22.4.16

Floresta (7)

Samuel Úria, “Lenço Enxuto” (ao vivo), in https://www.youtube.com/watch?v=PzxvmoIJgKo
Que o tempo até a ser manhã tivesse serventia para interiorizar os delitos de que fora acusado. Aprovou o método – o que não era nada mau para quem estava em pânico por todas as razões sabidas. O método aprovado exigia meditação calculada sobre os delitos. Só depois faria sentido aprovar a redenção de que fora incumbido.
Recordou o rol de acusações proferidas pelo vulto: “mentiras intencionais; tirar partido das mentiras intencionais para chegar a uma posição privilegiada; falta de escrúpulos, o gosto secreto em congeminar ardis de que são vítimas outras pessoas; roubo de um coração, com lesão irremediável para um amigo; a castração dos filhos, incapazes de pensarem pela própria cabeça devido à asfixia que sobre eles cometia; aquele cão que matara, sem outra razão se não o desafio imberbe de uns amigos; o adultério e o ciúme sem fundamento, a não ser a reprodução em si dos fantasmas que o consomem caso a consorte cominasse a mesma deslealdade que lhe deixara em herança.” Tantas acusações exigiam meditação demorada.
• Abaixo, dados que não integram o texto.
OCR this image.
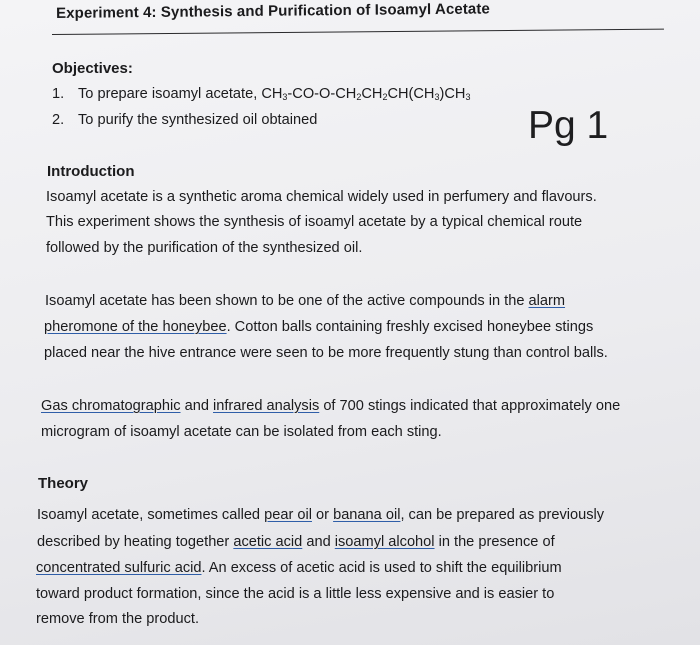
Experiment 4: Synthesis and Purification of Isoamyl Acetate
Objectives:
1. To prepare isoamyl acetate, $CH_3-CO-O-CH_2CH_2CH(CH_3)CH_3$
2. To purify the synthesized oil obtained	Pg 1
Introduction
Isoamyl acetate is a synthetic aroma chemical widely used in perfumery and flavours.
This experiment shows the synthesis of isoamyl acetate by a typical chemical route
followed by the purification of the synthesized oil.
Isoamyl acetate has been shown to be one of the active compounds in the alarm
pheromone of the honeybee. Cotton balls containing freshly excised honeybee stings
placed near the hive entrance were seen to be more frequently stung than control balls.
Gas chromatographic and infrared analysis of 700 stings indicated that approximately one
microgram of isoamyl acetate can be isolated from each sting.
Theory
Isoamyl acetate, sometimes called pear oil or banana oil, can be prepared as previously
described by heating together acetic acid and isoamyl alcohol in the presence of
concentrated sulfuric acid. An excess of acetic acid is used to shift the equilibrium
toward product formation, since the acid is a little less expensive and is easier to
remove from the product.
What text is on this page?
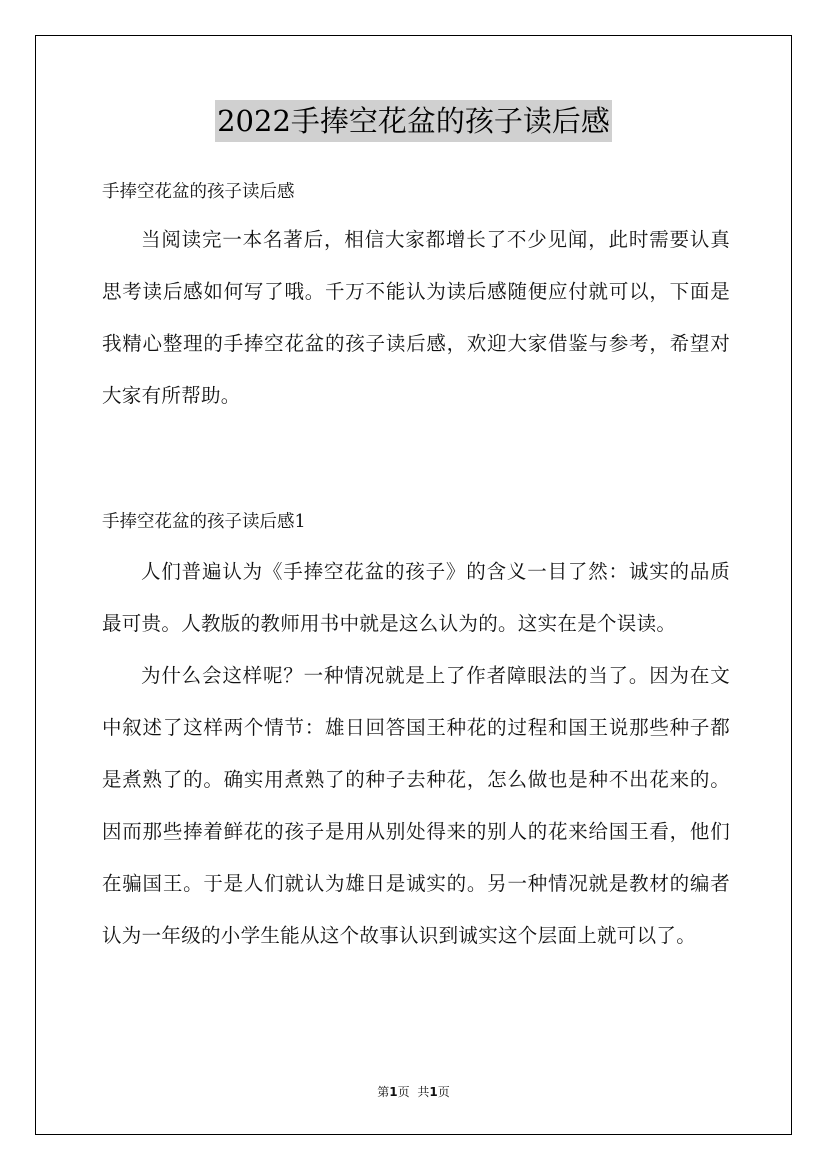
2022手捧空花盆的孩子读后感

手捧空花盆的孩子读后感

当阅读完一本名著后，相信大家都增长了不少见闻，此时需要认真思考读后感如何写了哦。千万不能认为读后感随便应付就可以，下面是我精心整理的手捧空花盆的孩子读后感，欢迎大家借鉴与参考，希望对大家有所帮助。

手捧空花盆的孩子读后感1

人们普遍认为《手捧空花盆的孩子》的含义一目了然：诚实的品质最可贵。人教版的教师用书中就是这么认为的。这实在是个误读。

为什么会这样呢？一种情况就是上了作者障眼法的当了。因为在文中叙述了这样两个情节：雄日回答国王种花的过程和国王说那些种子都是煮熟了的。确实用煮熟了的种子去种花，怎么做也是种不出花来的。因而那些捧着鲜花的孩子是用从别处得来的别人的花来给国王看，他们在骗国王。于是人们就认为雄日是诚实的。另一种情况就是教材的编者认为一年级的小学生能从这个故事认识到诚实这个层面上就可以了。

第1页 共1页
O que veio à cabeça em primeiro lugar foram os delitos outros que o vulto não tomou conhecimento, ou que apenas não quis enumerar, satisfeito que aparentava estar com as então pronunciadas.
Como era habitual, começou a perder-se com minudências que o atavam ao acessório e o desligavam do substancial: teria o vulto desconhecimento de outros delitos que podiam ser imputados, ou foi apenas generoso por o ter poupado à expiação imperativa dos não pronunciados delitos? Se o vulto era a personificação da sua consciência, como foi por ele revelado, estaria distraído das malfeitorias outras, não arroladas pelo vulto, de que reconhecia ter sido fautor? Seria o vulto um impostor ao fazer-se passar como personagem da sua consciência, se não aprovou, no elenco dos delitos, todos os de que podia ser incriminado? Mas, em sendo assim, como podia o vulto saber de todos os delitos que leu no laudo acusatório? 
Podia ser uma denúncia. Mas quem o teria denunciado? Uma vítima de uma das muitas mentiras? Um colega de trabalho que ficou para trás na carreira por causa das suas trapaças? Alguém apanhado no meio da turbulência arranjada pela falta de escrúpulos? Aquele amigo de longa data a quem roubara a mulher amada – ou a própria mulher, depressa abandonada à mercê dos seus, por vezes, inumanos caprichos? Um dos filhos, incapaz de suportar por mais tempo a educação castrense e os humores voláteis do pai? A consorte, com a paciência esgotada para os constantes episódios de traição e cansada de aguentar a esquizofrenia de quem ostentava ciúme repulsivo sem razão a não ser uma culpa mal expiada? Ou seria o fantasma do pobre cão vadio que matara sem razão nenhuma?
Era preciso voltar ao fulcro da questão. Meditar sobre as acusações para depois tirar as medidas à redenção exigida. E, apesar das divagações – de que era vezeiro –, sossegou-se ao dar conta que tinha conseguido voltar ao substancial. Depois de todas as interrogações existenciais, que não tinham função outra se não a de procrastinar os problemas que demandavam solução, percebeu que as derradeiras interrogações, as que fizera sobre os possíveis autores de uma possível denúncia ao vulto, coincidiam com o reconhecimento das malfeitorias de que vinha acusado.
Sim, admitia: fizera tudo aquilo. E fizera-o em consciência, muitas vezes como ato final de um conjunto de ações deliberadas. Com a consciência de que esses atos mereciam reprovação de acordo com os – a expressão não era da sua lavra – “cânones da boa convivência em sociedade”. E, ainda pior, depois de todos os atos cometidos, nunca fora assaltado por dúvidas, nunca sentira um murmúrio interior, a vociferação por uma parte escondida do seu eu, a exigir lamentação.
À medida que a noite era dissolvida pela alvorada em antecipação e que alguma claridade escorraçava as trevas para a noite seguinte, tinha a noção que era um caso perdido. Não sabia se o vulto aceitava o simples reconhecimento de todos os delitos. Não sabia que reação teria o vulto se confessasse que nunca sentiu remorso pelas transgressões de que vinha acusado – nem de outras a que passara incólume no laudo acusatório. De repente, apetecia-lhe algo que julgava improvável umas horas antes: chamar o vulto, para que estas dúvidas ficassem sanadas.